The threat actor then chats to the new arrivals. They ask them if they know the person who has just left, and tells them he’s a nice guy. When the second wave of smokers returns to the building the threat actor will accompany them. They let the staff members enter their code, or use their fob or key. When the door opens they will make a show of holding it open, and gesturing for the real staff to enter. He then follows them in.
We’re dealing with people so, needless to say, the defenses revolve around training, policies, and procedures.
- Rehearse procedures with teams, and consider involving role-play sessions by experienced, benign social engineers.
- Security firms can be engaged to use all of the techniques described here and more to try to penetrate your defenses. Where their attacks were successful will guide you in further tightening your security by improving procedures or applying more control to existing procedures.

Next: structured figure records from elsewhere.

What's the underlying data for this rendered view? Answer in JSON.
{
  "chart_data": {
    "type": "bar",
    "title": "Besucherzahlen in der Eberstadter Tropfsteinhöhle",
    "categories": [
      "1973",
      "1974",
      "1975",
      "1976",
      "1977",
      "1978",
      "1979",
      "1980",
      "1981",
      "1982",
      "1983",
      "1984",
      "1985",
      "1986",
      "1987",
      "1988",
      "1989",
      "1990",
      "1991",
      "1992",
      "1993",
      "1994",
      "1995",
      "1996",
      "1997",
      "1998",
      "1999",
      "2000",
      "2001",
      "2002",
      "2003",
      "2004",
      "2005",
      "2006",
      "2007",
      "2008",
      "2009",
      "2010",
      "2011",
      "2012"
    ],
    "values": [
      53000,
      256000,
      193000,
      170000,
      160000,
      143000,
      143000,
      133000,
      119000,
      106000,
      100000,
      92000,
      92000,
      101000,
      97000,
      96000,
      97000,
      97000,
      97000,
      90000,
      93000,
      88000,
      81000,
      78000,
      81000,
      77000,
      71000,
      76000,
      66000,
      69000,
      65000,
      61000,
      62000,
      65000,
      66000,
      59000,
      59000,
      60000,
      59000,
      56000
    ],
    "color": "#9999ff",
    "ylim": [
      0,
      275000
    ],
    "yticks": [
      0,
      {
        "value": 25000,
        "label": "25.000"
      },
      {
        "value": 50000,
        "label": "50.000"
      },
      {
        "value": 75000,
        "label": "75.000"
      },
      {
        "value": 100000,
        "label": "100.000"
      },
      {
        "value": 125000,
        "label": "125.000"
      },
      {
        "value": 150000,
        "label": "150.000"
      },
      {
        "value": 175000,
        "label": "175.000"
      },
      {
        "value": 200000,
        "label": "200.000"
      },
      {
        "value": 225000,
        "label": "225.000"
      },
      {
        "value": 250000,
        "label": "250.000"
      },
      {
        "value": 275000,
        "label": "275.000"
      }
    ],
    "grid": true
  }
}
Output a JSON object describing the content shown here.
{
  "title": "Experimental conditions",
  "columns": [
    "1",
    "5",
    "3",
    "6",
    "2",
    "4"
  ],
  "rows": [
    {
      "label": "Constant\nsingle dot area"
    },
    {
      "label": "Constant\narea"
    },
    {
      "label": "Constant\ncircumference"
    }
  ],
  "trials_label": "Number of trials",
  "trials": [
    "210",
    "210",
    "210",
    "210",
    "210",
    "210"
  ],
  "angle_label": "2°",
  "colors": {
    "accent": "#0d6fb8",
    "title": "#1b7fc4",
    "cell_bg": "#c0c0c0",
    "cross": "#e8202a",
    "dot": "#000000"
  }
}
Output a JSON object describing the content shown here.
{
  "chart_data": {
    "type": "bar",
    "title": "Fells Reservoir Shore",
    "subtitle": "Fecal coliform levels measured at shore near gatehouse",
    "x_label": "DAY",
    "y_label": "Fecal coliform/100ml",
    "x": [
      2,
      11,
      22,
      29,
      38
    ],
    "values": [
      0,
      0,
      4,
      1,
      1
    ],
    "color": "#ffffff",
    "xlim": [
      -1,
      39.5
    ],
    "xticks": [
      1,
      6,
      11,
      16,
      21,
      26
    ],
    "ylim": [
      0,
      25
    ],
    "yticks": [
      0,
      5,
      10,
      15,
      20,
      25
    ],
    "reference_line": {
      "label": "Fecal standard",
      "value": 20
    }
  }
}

Just like penetration testing that probes your technical defenses, social engineering susceptibility should be tested periodically. You may choose to combine this with a benign phishing campaign.
- Turn off auto-run for USB devices. Treat anonymous USB memory sticks like Pandora’s Box.
- Have a policy for out-of-bound requests. These are requests that break protocol. They ask for something you wouldn’t usually comply with but you might be tempted to because it is an emergency. Or a one-off. Or special circumstances. Or this guy really needs a break. Don’t put your staff on the spot feeling torn between wanting to help and knowing they shouldn’t. Have a procedure they can adhere to.
- Perform network scans and identify and examine new devices that have been connected to the network.
- Never give technical support—or anyone else, for that matter—your login credentials. They will never ask for them. If you’re being asked for this type of information, they are a fraud.
- If you receive a telephone call asking for sensitive information you’ve previously provided, the safest thing to do is hang up and ring them back.
- Never leave visitors unattended and always escort them. Only let visitors wait for their contact in reception.
Fostering a security-minded culture in your business will pay dividends, and is a foundation of a multi-layered security approach.